Seguramente la industria del juguete y los grandes almacenes tengan una idea
divergente y claramente interesada al respecto.
Me vienen a la memoria juegos
especialmente entrañables, como “Manda quitali”: “Manda quitali, manda el
fraili; que ha dichu el padri San Francihcu que vayáih a tocal el
canalón de tíu Tomáh”... En fin, “La bombilla”, “Ehcondi correa”, “Treh
marinuh a la mal”, etc. Pero, si tuviera que citar un juego recurrente y
participativo de aquellas tardes ásperas y a la vez hermosas, ese sería, sin
duda "Boti boti" (Bote botero); y no sólo por el juego, sino por el bote en sí
y lo que éste representaba en aquella Extremadura de palo y barril.

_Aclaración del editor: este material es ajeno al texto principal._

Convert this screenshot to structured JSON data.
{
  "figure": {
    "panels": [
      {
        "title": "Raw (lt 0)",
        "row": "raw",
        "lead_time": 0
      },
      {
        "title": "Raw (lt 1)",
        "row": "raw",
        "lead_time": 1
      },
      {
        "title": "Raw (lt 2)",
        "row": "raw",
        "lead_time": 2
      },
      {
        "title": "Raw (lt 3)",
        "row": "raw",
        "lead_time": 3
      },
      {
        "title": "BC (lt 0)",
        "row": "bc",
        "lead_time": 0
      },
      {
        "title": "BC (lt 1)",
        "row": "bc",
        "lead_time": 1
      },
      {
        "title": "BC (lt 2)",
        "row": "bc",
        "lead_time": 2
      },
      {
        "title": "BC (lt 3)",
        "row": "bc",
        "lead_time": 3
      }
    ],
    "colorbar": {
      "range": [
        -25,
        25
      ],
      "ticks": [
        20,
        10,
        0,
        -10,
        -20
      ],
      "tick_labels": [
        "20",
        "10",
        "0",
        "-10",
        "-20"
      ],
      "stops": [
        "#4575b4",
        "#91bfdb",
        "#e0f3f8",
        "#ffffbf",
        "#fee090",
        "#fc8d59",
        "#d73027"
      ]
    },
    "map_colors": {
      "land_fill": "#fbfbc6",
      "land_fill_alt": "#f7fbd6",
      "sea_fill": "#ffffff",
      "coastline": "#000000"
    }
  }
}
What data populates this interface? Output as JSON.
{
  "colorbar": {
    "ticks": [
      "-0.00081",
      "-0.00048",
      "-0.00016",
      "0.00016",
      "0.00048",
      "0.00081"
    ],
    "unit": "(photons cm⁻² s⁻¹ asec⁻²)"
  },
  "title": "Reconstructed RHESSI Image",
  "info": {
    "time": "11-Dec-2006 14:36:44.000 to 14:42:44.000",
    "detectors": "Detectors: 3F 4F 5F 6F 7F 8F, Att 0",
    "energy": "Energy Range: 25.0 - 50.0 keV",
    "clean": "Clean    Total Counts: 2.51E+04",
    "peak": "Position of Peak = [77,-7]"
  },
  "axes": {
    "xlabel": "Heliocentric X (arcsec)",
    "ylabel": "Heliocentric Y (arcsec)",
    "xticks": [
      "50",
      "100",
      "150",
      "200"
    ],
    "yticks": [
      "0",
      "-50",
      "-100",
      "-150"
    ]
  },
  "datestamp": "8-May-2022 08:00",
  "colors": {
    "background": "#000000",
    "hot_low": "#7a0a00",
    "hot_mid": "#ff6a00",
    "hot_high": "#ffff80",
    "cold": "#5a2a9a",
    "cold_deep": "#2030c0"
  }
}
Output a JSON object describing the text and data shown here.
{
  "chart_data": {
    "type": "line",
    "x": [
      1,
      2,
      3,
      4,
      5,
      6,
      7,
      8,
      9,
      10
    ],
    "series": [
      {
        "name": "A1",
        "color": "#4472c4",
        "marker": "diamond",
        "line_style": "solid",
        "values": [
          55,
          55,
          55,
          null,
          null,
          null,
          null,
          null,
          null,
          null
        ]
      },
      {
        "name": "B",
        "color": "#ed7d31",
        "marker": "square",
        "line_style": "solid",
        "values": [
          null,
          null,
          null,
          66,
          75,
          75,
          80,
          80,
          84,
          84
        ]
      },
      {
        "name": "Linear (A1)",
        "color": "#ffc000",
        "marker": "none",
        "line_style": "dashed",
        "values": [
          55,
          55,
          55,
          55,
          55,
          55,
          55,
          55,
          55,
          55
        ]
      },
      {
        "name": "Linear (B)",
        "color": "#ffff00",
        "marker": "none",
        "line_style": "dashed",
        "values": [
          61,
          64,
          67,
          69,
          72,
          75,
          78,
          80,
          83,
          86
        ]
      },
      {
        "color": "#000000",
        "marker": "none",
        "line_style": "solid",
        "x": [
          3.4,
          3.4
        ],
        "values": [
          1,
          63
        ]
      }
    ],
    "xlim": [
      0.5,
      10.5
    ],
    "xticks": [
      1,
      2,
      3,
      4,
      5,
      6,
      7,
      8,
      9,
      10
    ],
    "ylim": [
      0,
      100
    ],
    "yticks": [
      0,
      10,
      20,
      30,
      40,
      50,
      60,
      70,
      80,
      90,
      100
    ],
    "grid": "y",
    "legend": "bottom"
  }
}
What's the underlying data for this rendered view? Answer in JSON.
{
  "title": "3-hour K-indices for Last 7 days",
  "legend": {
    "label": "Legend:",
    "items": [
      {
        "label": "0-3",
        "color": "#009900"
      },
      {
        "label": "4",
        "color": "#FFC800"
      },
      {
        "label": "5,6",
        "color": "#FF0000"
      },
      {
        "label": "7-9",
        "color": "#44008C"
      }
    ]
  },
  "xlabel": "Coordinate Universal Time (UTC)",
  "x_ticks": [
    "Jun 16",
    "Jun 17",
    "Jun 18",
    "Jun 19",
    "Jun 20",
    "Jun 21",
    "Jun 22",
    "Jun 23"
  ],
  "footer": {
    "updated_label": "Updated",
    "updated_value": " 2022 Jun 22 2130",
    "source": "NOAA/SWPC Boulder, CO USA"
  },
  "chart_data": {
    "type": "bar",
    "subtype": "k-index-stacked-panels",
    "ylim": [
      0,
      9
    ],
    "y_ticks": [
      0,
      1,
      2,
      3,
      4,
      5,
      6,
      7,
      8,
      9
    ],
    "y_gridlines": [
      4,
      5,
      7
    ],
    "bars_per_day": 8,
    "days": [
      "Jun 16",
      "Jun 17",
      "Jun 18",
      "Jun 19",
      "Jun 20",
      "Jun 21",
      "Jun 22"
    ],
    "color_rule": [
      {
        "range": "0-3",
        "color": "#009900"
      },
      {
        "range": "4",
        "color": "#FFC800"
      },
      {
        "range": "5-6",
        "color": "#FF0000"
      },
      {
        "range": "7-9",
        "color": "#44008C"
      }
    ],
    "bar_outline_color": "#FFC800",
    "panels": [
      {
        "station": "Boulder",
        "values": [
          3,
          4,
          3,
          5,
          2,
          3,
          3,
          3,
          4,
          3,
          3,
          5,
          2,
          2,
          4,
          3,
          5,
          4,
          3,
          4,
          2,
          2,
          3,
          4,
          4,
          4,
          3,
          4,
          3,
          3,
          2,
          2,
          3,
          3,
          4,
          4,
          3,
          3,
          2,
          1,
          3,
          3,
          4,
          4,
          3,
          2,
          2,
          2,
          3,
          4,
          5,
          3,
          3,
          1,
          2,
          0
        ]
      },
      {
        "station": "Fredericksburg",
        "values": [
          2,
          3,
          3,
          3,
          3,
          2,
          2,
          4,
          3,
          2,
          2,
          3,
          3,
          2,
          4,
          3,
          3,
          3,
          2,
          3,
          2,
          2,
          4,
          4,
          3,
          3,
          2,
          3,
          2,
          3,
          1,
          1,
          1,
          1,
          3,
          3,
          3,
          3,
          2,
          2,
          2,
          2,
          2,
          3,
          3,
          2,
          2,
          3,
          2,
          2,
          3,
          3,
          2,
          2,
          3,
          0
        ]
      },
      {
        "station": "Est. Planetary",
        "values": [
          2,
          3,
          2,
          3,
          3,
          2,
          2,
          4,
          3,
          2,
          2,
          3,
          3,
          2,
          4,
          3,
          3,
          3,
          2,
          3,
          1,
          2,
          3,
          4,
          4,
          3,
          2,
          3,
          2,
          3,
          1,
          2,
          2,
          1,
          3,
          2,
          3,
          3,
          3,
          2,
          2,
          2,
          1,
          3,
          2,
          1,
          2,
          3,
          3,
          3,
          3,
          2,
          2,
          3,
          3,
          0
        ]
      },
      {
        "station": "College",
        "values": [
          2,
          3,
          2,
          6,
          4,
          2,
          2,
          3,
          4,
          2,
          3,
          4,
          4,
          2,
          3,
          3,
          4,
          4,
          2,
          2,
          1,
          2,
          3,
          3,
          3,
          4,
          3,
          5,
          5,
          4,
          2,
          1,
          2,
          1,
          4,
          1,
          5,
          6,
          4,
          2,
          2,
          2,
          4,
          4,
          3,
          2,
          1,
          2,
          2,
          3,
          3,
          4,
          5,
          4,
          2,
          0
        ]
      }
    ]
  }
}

Encontrar un bote era tarea
relativamente fácil. El bote de lata era todo un símbolo, un icono rural,
polivalente y mísero, que lo mismo servía de azucarera o recipiente de
legumbres, como depositario de bellotas y cebada..., o improvisada caja de
herramientas oxidadas. El bote era algo, era alguien. No resultaba extraño ver
a niños por las calles pregonando botes
nuevos como el que pregona lechugas: “¡¡A loh bueeeenuh booootihhhhhhhh!! Y
alguno vendían, si.
El bote, en última instancia, era
pasto de la calle. Lo buscabas para jugar a "Boti boti” y lo encontrabas allí,
abollado, entre ortigas y cagadas de perro secas. Lo cogías con la emoción del argonauta
que encuentra el vellocino, y lo mostrabas triunfante, pero, acto seguido, tu
gozo en un pozo: aparecía siempre otro niño con un bote mejor que el tuyo, pues
los botes brotaban del suelo por generación espontánea, al tiempo que
destellaban rutilantes en los tejados, con los rayos del sol, junto a chimeneas
y gatos secos.
El bote de la calle era un bote
que había dado su carrera. Era echado del hogar como un hijo bastardo de lata
al que no se quiere, y deambulaba por las calles de patada en patada, o atado
al rabo de algún gato que corría despavorido.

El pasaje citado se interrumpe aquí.